Survivor On A Salt Lake Sidewalk
I saw our lady approaching a long way off — ambling in fits and starts down an incline toward me. I noticed surrounding pedestrians in the distance snap their heads toward her, as if reacting to a loud noise; just as quickly they turned back to their own business. When our survivor-of-the-modern-world stopped, she stood as you see her now — feet spread and deeply planted — with fists clenched, fused to her hips impersonating a female Benito Mussolini
Our subject replicated this cracked-brain expression numerous times during her ramble along Salt Lake’s Main Street.

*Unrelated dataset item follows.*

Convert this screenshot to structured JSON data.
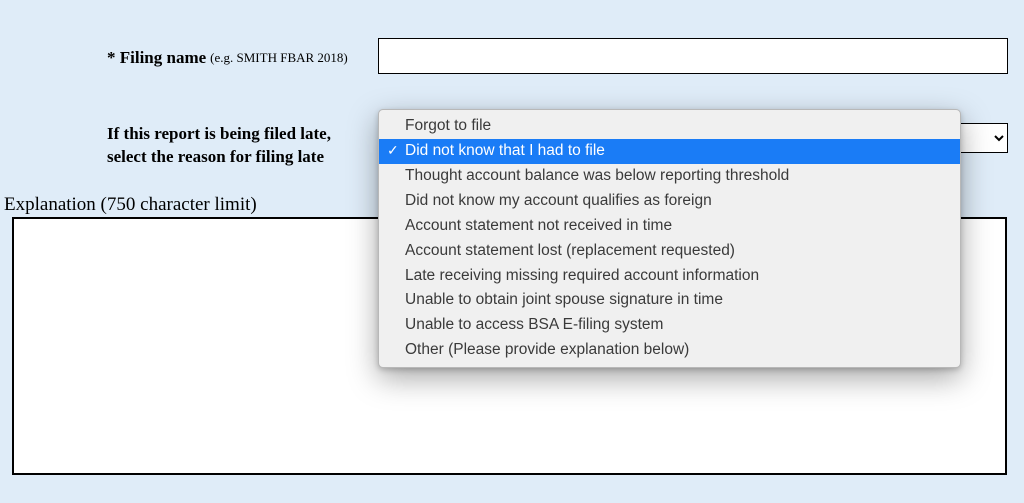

When she stopped in this manner, she spoke:
“I hate Utah!”
Farther along, and louder:
“I hate Provo!”
(Provo is a nearby city in Northern Utah.)
And then — so the entire street could hear — she screamed:
“I hate Salt Lake!”
(Referring not to the fast-evaporating lake, but to the Celestial City itself.)
Our full-length portrait-subject had ill feelings galore and no inhibition to restrain her expression of them; at the same time she seemed downright giddy in moments, as if she had been unstrung from restraints and subsequently had escaped her room at a psychiatric care facility.
Upon raising my camera, I said: “Can I see that again?”
Significantly she did not ask me to clarify what I meant.
Instead, she slid back forthwith into her well-practiced routine.